Haltestelle Verschlechterung in jeder Hinsicht

Der neue Straßenbahnhalt in der Kaiserstraße macht das Umsteigen in der Kaiserstraße für die Fahrgäste erheblich unbequemer! Laut Artikel wird die die geplante Änderung die Haltestelle von 90 auf 150 m, also um ganze 60 m, verlängert.
Die Haltestelle Juliuspromenade ist wichtig fürs Umsteigen und bequemes Umsteigen ist extrem wichtig für die Akzeptanz des Nahverkehrs. Man sollte auch daran denken, dass zum Beispiel viele Ältere die Straßenbahn nutzen. Letzendlich nützt es auch den Einzelhändlern nichts, wenn man den Nahverkehr verschlechtert.

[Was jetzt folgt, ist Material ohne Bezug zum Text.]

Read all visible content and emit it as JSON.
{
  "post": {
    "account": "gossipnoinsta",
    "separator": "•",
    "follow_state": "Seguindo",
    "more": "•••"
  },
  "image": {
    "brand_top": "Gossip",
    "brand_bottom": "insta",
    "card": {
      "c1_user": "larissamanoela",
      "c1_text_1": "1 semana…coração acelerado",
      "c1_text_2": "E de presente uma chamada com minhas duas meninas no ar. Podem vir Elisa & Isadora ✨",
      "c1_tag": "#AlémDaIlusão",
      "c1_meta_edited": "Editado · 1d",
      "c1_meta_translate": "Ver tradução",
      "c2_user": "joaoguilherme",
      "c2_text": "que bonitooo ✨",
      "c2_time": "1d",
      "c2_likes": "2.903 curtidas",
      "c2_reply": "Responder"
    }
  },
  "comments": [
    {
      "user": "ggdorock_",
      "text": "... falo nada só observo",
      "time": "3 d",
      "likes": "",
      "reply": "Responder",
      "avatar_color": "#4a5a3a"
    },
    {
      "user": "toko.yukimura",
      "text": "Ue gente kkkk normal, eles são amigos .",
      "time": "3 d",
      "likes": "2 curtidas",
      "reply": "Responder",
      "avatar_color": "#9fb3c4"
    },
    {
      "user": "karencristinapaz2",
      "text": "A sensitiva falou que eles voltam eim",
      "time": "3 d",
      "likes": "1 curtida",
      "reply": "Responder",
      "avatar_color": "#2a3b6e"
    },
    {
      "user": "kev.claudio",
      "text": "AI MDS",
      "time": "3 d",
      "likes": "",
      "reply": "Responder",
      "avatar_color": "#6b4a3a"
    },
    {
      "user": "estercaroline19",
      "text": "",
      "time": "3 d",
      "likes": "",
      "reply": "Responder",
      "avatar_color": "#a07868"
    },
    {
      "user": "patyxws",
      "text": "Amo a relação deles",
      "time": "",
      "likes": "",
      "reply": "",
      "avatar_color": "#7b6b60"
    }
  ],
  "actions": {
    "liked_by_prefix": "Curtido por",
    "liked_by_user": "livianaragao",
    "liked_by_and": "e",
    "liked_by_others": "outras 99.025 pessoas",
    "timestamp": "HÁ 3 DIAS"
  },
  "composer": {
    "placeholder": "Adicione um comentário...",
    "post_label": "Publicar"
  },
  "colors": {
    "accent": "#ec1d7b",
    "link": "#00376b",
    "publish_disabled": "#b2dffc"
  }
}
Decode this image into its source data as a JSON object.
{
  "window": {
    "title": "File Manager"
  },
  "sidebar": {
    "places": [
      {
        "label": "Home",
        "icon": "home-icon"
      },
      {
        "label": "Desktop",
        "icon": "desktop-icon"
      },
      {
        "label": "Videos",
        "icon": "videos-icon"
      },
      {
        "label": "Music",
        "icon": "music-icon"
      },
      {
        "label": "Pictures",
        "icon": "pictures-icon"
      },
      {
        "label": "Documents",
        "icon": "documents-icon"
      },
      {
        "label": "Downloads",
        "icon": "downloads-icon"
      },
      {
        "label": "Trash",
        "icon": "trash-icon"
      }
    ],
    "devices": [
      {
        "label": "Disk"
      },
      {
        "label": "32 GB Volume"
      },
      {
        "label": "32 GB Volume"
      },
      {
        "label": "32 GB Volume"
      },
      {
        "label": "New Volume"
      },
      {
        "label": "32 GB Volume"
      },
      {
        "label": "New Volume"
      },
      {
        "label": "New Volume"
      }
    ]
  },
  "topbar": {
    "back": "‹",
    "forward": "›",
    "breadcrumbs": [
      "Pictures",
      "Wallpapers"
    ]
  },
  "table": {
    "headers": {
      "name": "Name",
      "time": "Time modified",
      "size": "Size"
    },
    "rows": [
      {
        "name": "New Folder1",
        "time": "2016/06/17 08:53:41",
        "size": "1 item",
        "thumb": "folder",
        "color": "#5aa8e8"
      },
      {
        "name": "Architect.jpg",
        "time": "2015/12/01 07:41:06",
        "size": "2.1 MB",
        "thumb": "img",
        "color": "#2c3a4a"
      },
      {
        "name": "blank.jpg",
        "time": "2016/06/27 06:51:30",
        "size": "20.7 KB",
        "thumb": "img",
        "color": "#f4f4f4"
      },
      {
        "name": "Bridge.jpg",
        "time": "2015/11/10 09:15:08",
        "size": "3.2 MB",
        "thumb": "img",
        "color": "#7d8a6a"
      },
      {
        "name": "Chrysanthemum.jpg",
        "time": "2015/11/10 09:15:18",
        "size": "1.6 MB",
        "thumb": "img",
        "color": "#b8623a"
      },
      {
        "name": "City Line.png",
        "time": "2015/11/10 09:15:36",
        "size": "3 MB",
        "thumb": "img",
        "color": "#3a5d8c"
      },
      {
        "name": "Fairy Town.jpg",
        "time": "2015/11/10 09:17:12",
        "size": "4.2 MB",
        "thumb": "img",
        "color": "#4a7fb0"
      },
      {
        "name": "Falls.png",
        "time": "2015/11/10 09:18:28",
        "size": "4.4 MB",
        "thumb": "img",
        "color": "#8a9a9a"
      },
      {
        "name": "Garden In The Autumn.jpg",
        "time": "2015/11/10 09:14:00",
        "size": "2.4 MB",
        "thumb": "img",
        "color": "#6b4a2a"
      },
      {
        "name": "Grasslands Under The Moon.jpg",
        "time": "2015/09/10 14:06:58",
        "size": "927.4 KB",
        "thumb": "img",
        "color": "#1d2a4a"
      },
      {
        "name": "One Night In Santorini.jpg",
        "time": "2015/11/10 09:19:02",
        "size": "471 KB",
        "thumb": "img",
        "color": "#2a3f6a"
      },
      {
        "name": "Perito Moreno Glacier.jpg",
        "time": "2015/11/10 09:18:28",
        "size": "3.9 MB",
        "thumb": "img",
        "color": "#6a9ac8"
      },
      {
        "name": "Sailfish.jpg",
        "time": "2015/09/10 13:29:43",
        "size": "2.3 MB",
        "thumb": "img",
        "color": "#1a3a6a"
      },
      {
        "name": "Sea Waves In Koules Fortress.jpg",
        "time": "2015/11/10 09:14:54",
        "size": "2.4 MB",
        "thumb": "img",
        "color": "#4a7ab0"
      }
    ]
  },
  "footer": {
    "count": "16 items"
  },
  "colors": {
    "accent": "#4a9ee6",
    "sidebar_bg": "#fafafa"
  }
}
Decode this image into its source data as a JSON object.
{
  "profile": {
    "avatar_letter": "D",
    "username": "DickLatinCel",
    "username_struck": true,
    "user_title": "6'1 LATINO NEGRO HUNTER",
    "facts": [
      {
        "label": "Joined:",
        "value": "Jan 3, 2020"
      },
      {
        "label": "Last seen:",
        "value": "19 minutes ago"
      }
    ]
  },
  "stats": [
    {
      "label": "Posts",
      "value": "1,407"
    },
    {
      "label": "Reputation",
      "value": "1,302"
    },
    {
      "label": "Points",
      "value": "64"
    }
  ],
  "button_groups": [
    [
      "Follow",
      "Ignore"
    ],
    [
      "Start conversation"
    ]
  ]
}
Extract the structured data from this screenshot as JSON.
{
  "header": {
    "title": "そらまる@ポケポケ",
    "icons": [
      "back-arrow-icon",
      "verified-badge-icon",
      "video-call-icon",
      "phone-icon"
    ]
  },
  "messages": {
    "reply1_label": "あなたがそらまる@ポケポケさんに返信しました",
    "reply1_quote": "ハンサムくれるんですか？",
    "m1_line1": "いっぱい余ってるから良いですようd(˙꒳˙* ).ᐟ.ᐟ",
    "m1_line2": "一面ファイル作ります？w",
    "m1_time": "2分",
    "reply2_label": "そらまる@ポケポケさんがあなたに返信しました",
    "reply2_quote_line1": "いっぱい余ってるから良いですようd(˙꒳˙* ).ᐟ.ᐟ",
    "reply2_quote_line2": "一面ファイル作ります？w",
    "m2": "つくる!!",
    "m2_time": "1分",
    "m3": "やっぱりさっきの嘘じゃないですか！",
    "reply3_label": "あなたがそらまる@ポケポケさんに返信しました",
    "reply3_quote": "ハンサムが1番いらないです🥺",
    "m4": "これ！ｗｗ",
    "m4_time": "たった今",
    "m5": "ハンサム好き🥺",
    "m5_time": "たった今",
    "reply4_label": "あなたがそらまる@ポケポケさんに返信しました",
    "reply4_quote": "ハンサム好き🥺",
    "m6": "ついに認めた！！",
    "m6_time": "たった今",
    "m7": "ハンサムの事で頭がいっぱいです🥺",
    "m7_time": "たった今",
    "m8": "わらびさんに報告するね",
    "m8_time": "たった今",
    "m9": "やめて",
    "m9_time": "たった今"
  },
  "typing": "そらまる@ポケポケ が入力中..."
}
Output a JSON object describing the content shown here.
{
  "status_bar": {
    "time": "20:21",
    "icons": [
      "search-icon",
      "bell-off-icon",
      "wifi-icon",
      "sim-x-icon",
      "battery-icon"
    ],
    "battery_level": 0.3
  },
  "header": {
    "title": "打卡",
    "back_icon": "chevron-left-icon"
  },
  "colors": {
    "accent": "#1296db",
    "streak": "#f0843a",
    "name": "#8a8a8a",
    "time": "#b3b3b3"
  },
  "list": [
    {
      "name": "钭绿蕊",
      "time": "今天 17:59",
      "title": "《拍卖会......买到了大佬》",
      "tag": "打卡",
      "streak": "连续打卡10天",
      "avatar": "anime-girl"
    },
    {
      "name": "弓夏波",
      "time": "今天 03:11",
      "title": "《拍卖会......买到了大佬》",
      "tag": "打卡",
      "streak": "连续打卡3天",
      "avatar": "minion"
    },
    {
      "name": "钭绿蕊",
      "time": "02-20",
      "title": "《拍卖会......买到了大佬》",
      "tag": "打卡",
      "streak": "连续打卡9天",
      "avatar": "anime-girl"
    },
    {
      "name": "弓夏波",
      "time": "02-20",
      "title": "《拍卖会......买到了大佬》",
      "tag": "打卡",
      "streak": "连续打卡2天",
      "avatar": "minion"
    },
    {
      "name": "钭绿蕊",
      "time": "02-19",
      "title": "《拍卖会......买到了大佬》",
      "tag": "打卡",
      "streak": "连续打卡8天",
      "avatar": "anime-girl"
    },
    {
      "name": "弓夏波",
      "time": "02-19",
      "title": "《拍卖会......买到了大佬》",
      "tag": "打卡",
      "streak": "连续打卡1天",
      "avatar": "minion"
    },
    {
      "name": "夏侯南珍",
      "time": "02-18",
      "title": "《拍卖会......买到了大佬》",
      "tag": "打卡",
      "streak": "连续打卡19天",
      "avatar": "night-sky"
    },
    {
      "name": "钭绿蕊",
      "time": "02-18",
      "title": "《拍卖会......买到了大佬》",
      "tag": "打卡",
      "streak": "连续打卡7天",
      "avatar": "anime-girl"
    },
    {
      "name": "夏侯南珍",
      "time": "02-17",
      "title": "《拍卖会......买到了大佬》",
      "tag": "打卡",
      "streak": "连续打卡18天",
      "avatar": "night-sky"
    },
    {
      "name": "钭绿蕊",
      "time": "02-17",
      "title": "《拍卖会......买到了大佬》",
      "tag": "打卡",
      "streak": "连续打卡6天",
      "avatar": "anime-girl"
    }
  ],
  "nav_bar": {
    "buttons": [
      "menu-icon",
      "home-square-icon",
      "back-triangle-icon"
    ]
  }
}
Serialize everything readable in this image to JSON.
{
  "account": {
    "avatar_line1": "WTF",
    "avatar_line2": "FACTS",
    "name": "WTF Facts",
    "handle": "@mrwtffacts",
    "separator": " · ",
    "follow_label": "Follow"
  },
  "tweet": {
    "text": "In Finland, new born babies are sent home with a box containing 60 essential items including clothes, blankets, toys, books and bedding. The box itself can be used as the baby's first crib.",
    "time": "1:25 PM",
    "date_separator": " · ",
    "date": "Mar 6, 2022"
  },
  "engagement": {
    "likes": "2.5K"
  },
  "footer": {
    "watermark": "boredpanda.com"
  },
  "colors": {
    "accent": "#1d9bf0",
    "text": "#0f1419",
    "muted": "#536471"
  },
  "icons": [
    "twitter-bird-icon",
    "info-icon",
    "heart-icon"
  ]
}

Um die Kaiserstraße besser an den Nahverkehr anzubinden, müsste man nur die Fußgängerampel am Röntgenring fußgängerfreundicher schalten. Bisher dient genau diese Fußgängerampel als massive Blockade zwischen Straßenbahn/Bussen/Bahn und der Kaiserstraße.
Das Geschäftsleben in der Kaiserstraße leidet nicht an zuwenig Publikum, sondern an zuwenig Platz fürs Publikum. Die Gehwege sind zu schmal und vollgestellt mit Papierkörben, Werbetafeln, Fahrradständern usw. Man ist nur damit beschäftigt, irgendwie durchzukommen und hat deshalb keinen Blick für die Geschäfte. Bleibt man interessiert vor einem Geschäft stehen, behindert man sofort den gesamten Fußgängerverkehr. Ein Einkaufsbummel sieht anders aus und eine Straßenbahnhaltestelle mit wartenden Passanten, Fahrplantafeln, Bänken und Automaten wird das Problem nur noch weiter verschlimmern.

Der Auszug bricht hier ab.